An important note is that not all lung cancers can be treated with drugs that target EGFR. Only when the tumor cell sample or the patient's blood sample is tested for the presence of EGFR mutations, the use of this class of drugs is effective.
And although we know the pros and cons of the three classes of EGFR-TKI drugs, the choice of which drug to treat depends on the discussion between the patient and the doctor on a case-by-case basis.
The duration of drug treatment usually lasts until the disease progresses or when the patient suffers from many serious side effects.

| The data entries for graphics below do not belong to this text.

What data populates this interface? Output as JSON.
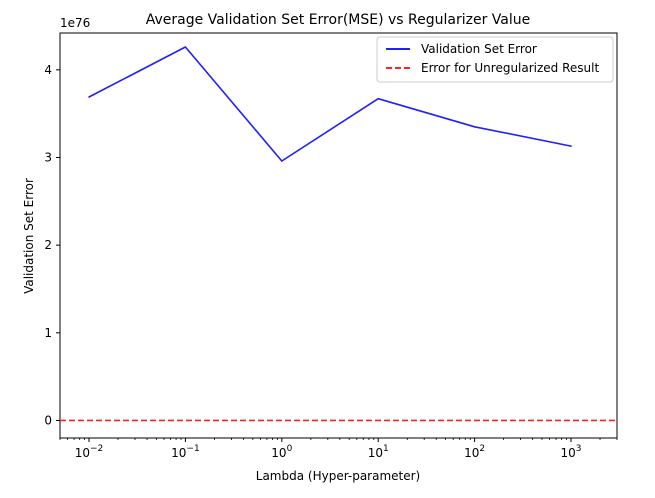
{
  "chart_data": {
    "type": "line",
    "title": "Average Validation Set Error(MSE) vs Regularizer Value",
    "xlabel": "Lambda (Hyper-parameter)",
    "ylabel": "Validation Set Error",
    "x_scale": "log",
    "y_scale_factor_label": "1e76",
    "x": [
      0.01,
      0.1,
      1,
      10,
      100,
      1000
    ],
    "xlim": [
      0.005,
      3000
    ],
    "ylim": [
      -2e+75,
      4.42e+76
    ],
    "x_ticks": [
      {
        "value": 0.01,
        "base": "10",
        "exp": "−2"
      },
      {
        "value": 0.1,
        "base": "10",
        "exp": "−1"
      },
      {
        "value": 1,
        "base": "10",
        "exp": "0"
      },
      {
        "value": 10,
        "base": "10",
        "exp": "1"
      },
      {
        "value": 100,
        "base": "10",
        "exp": "2"
      },
      {
        "value": 1000,
        "base": "10",
        "exp": "3"
      }
    ],
    "y_ticks": [
      {
        "value": 0,
        "label": "0"
      },
      {
        "value": 1e+76,
        "label": "1"
      },
      {
        "value": 2e+76,
        "label": "2"
      },
      {
        "value": 3e+76,
        "label": "3"
      },
      {
        "value": 4e+76,
        "label": "4"
      }
    ],
    "series": [
      {
        "name": "Validation Set Error",
        "style": "solid",
        "color": "#1f1fff",
        "values": [
          3.69e+76,
          4.26e+76,
          2.96e+76,
          3.67e+76,
          3.35e+76,
          3.13e+76
        ]
      },
      {
        "name": "Error for Unregularized Result",
        "style": "dashed",
        "color": "#ff2020",
        "hline": 0
      }
    ],
    "legend": "top-right",
    "grid": false
  }
}
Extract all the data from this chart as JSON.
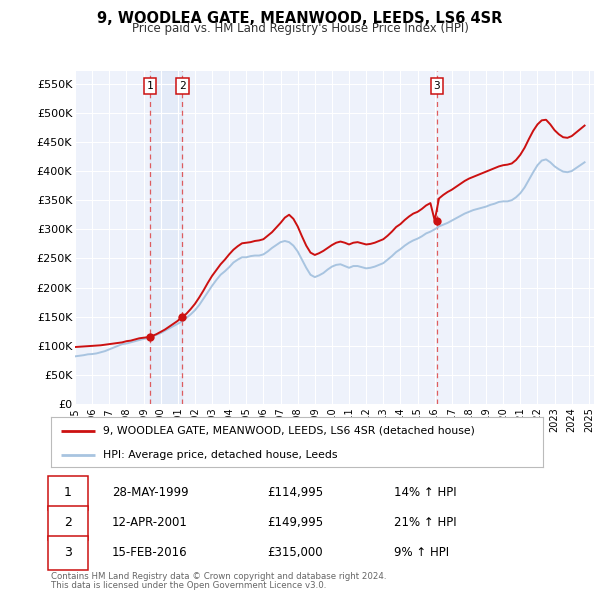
{
  "title": "9, WOODLEA GATE, MEANWOOD, LEEDS, LS6 4SR",
  "subtitle": "Price paid vs. HM Land Registry's House Price Index (HPI)",
  "plot_bg_color": "#eef2fb",
  "hpi_color": "#a8c4e0",
  "price_color": "#cc1111",
  "vline_color": "#dd4444",
  "shade_color": "#c8d8f0",
  "yticks": [
    0,
    50000,
    100000,
    150000,
    200000,
    250000,
    300000,
    350000,
    400000,
    450000,
    500000,
    550000
  ],
  "ytick_labels": [
    "£0",
    "£50K",
    "£100K",
    "£150K",
    "£200K",
    "£250K",
    "£300K",
    "£350K",
    "£400K",
    "£450K",
    "£500K",
    "£550K"
  ],
  "xmin": 1995.0,
  "xmax": 2025.3,
  "ymin": 0,
  "ymax": 572000,
  "transactions": [
    {
      "label": "1",
      "date": "28-MAY-1999",
      "year": 1999.38,
      "price": 114995,
      "pct": "14%",
      "dir": "↑"
    },
    {
      "label": "2",
      "date": "12-APR-2001",
      "year": 2001.27,
      "price": 149995,
      "pct": "21%",
      "dir": "↑"
    },
    {
      "label": "3",
      "date": "15-FEB-2016",
      "year": 2016.12,
      "price": 315000,
      "pct": "9%",
      "dir": "↑"
    }
  ],
  "legend_price_label": "9, WOODLEA GATE, MEANWOOD, LEEDS, LS6 4SR (detached house)",
  "legend_hpi_label": "HPI: Average price, detached house, Leeds",
  "footer1": "Contains HM Land Registry data © Crown copyright and database right 2024.",
  "footer2": "This data is licensed under the Open Government Licence v3.0.",
  "hpi_data_x": [
    1995.0,
    1995.25,
    1995.5,
    1995.75,
    1996.0,
    1996.25,
    1996.5,
    1996.75,
    1997.0,
    1997.25,
    1997.5,
    1997.75,
    1998.0,
    1998.25,
    1998.5,
    1998.75,
    1999.0,
    1999.25,
    1999.5,
    1999.75,
    2000.0,
    2000.25,
    2000.5,
    2000.75,
    2001.0,
    2001.25,
    2001.5,
    2001.75,
    2002.0,
    2002.25,
    2002.5,
    2002.75,
    2003.0,
    2003.25,
    2003.5,
    2003.75,
    2004.0,
    2004.25,
    2004.5,
    2004.75,
    2005.0,
    2005.25,
    2005.5,
    2005.75,
    2006.0,
    2006.25,
    2006.5,
    2006.75,
    2007.0,
    2007.25,
    2007.5,
    2007.75,
    2008.0,
    2008.25,
    2008.5,
    2008.75,
    2009.0,
    2009.25,
    2009.5,
    2009.75,
    2010.0,
    2010.25,
    2010.5,
    2010.75,
    2011.0,
    2011.25,
    2011.5,
    2011.75,
    2012.0,
    2012.25,
    2012.5,
    2012.75,
    2013.0,
    2013.25,
    2013.5,
    2013.75,
    2014.0,
    2014.25,
    2014.5,
    2014.75,
    2015.0,
    2015.25,
    2015.5,
    2015.75,
    2016.0,
    2016.25,
    2016.5,
    2016.75,
    2017.0,
    2017.25,
    2017.5,
    2017.75,
    2018.0,
    2018.25,
    2018.5,
    2018.75,
    2019.0,
    2019.25,
    2019.5,
    2019.75,
    2020.0,
    2020.25,
    2020.5,
    2020.75,
    2021.0,
    2021.25,
    2021.5,
    2021.75,
    2022.0,
    2022.25,
    2022.5,
    2022.75,
    2023.0,
    2023.25,
    2023.5,
    2023.75,
    2024.0,
    2024.25,
    2024.5,
    2024.75
  ],
  "hpi_data_y": [
    82000,
    83000,
    84000,
    85500,
    86000,
    87000,
    89000,
    91000,
    94000,
    97000,
    100000,
    103000,
    104000,
    106000,
    108000,
    110000,
    112000,
    113000,
    116000,
    119000,
    122000,
    126000,
    130000,
    134000,
    138000,
    142000,
    148000,
    154000,
    161000,
    170000,
    181000,
    192000,
    203000,
    213000,
    222000,
    228000,
    235000,
    243000,
    248000,
    252000,
    252000,
    254000,
    255000,
    255000,
    257000,
    262000,
    268000,
    273000,
    278000,
    280000,
    278000,
    272000,
    262000,
    248000,
    234000,
    222000,
    218000,
    221000,
    225000,
    231000,
    236000,
    239000,
    240000,
    237000,
    234000,
    237000,
    237000,
    235000,
    233000,
    234000,
    236000,
    239000,
    242000,
    248000,
    254000,
    261000,
    266000,
    272000,
    277000,
    281000,
    284000,
    288000,
    293000,
    296000,
    300000,
    305000,
    308000,
    311000,
    315000,
    319000,
    323000,
    327000,
    330000,
    333000,
    335000,
    337000,
    339000,
    342000,
    344000,
    347000,
    348000,
    348000,
    350000,
    355000,
    362000,
    372000,
    385000,
    398000,
    410000,
    418000,
    420000,
    415000,
    408000,
    403000,
    399000,
    398000,
    400000,
    405000,
    410000,
    415000
  ],
  "price_data_x": [
    1995.0,
    1995.25,
    1995.5,
    1995.75,
    1996.0,
    1996.25,
    1996.5,
    1996.75,
    1997.0,
    1997.25,
    1997.5,
    1997.75,
    1998.0,
    1998.25,
    1998.5,
    1998.75,
    1999.0,
    1999.25,
    1999.5,
    1999.75,
    2000.0,
    2000.25,
    2000.5,
    2000.75,
    2001.0,
    2001.25,
    2001.5,
    2001.75,
    2002.0,
    2002.25,
    2002.5,
    2002.75,
    2003.0,
    2003.25,
    2003.5,
    2003.75,
    2004.0,
    2004.25,
    2004.5,
    2004.75,
    2005.0,
    2005.25,
    2005.5,
    2005.75,
    2006.0,
    2006.25,
    2006.5,
    2006.75,
    2007.0,
    2007.25,
    2007.5,
    2007.75,
    2008.0,
    2008.25,
    2008.5,
    2008.75,
    2009.0,
    2009.25,
    2009.5,
    2009.75,
    2010.0,
    2010.25,
    2010.5,
    2010.75,
    2011.0,
    2011.25,
    2011.5,
    2011.75,
    2012.0,
    2012.25,
    2012.5,
    2012.75,
    2013.0,
    2013.25,
    2013.5,
    2013.75,
    2014.0,
    2014.25,
    2014.5,
    2014.75,
    2015.0,
    2015.25,
    2015.5,
    2015.75,
    2016.0,
    2016.25,
    2016.5,
    2016.75,
    2017.0,
    2017.25,
    2017.5,
    2017.75,
    2018.0,
    2018.25,
    2018.5,
    2018.75,
    2019.0,
    2019.25,
    2019.5,
    2019.75,
    2020.0,
    2020.25,
    2020.5,
    2020.75,
    2021.0,
    2021.25,
    2021.5,
    2021.75,
    2022.0,
    2022.25,
    2022.5,
    2022.75,
    2023.0,
    2023.25,
    2023.5,
    2023.75,
    2024.0,
    2024.25,
    2024.5,
    2024.75
  ],
  "price_data_y": [
    98000,
    98500,
    99000,
    99500,
    100000,
    100500,
    101000,
    102000,
    103000,
    104000,
    105000,
    106000,
    108000,
    109000,
    111000,
    113000,
    113995,
    114995,
    117000,
    120000,
    124000,
    128000,
    133000,
    138000,
    143000,
    149995,
    155000,
    163000,
    172000,
    183000,
    195000,
    208000,
    220000,
    230000,
    240000,
    248000,
    257000,
    265000,
    271000,
    276000,
    277000,
    278000,
    280000,
    281000,
    283000,
    289000,
    295000,
    303000,
    311000,
    320000,
    325000,
    318000,
    305000,
    288000,
    272000,
    260000,
    256000,
    259000,
    263000,
    268000,
    273000,
    277000,
    279000,
    277000,
    274000,
    277000,
    278000,
    276000,
    274000,
    275000,
    277000,
    280000,
    283000,
    289000,
    296000,
    304000,
    309000,
    316000,
    322000,
    327000,
    330000,
    335000,
    341000,
    345000,
    315000,
    353000,
    359000,
    364000,
    368000,
    373000,
    378000,
    383000,
    387000,
    390000,
    393000,
    396000,
    399000,
    402000,
    405000,
    408000,
    410000,
    411000,
    413000,
    419000,
    428000,
    440000,
    455000,
    469000,
    480000,
    487000,
    488000,
    480000,
    470000,
    463000,
    458000,
    457000,
    460000,
    466000,
    472000,
    478000
  ]
}
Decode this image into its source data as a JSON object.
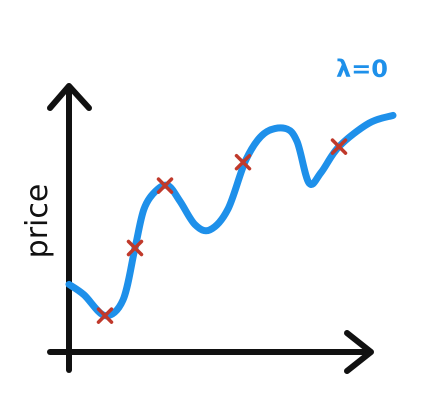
{
  "chart_data": {
    "type": "scatter",
    "title": "",
    "xlabel": "",
    "ylabel": "price",
    "curve_label": "λ=0",
    "grid": false,
    "axis_ticks": false,
    "xlim": [
      0,
      100
    ],
    "ylim": [
      0,
      100
    ],
    "series": [
      {
        "kind": "points",
        "marker": "x",
        "points": [
          {
            "x": 12,
            "y": 14
          },
          {
            "x": 22,
            "y": 40
          },
          {
            "x": 32,
            "y": 64
          },
          {
            "x": 58,
            "y": 73
          },
          {
            "x": 90,
            "y": 79
          }
        ]
      },
      {
        "kind": "curve",
        "points": [
          {
            "x": 0,
            "y": 26
          },
          {
            "x": 5,
            "y": 22
          },
          {
            "x": 12,
            "y": 14
          },
          {
            "x": 18,
            "y": 20
          },
          {
            "x": 22,
            "y": 40
          },
          {
            "x": 25,
            "y": 55
          },
          {
            "x": 29,
            "y": 62
          },
          {
            "x": 33,
            "y": 64
          },
          {
            "x": 37,
            "y": 58
          },
          {
            "x": 42,
            "y": 49
          },
          {
            "x": 47,
            "y": 47
          },
          {
            "x": 53,
            "y": 55
          },
          {
            "x": 59,
            "y": 74
          },
          {
            "x": 65,
            "y": 84
          },
          {
            "x": 72,
            "y": 86
          },
          {
            "x": 76,
            "y": 81
          },
          {
            "x": 80,
            "y": 65
          },
          {
            "x": 84,
            "y": 69
          },
          {
            "x": 90,
            "y": 79
          },
          {
            "x": 100,
            "y": 88
          },
          {
            "x": 108,
            "y": 91
          }
        ]
      }
    ]
  },
  "colors": {
    "axes": "#111111",
    "curve": "#1e90ea",
    "markers": "#c0392b",
    "background": "#ffffff"
  }
}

For those who do not carry EGFR mutations, we can search for other types of gene mutations such as ALK, ROS1, BRAF, MET, RET. If these gene mutations are present, the patient can use targeted drugs depending on the type of mutation.
Specifically, Dabrafenib in combination with trametinib is for lung cancer tumors with the BRAF V600E mutation. Crizotinib, ceritinib, or alectinib are used for patients with ALK rearrangement and crizotinib for tumors with ROS1 rearrangement.
If the above gene mutations are not present, immunotherapy or chemotherapy can be used, where immunotherapy is a new step today and has also been shown to bring spectacular results to patients. patients with metastatic lung cancer.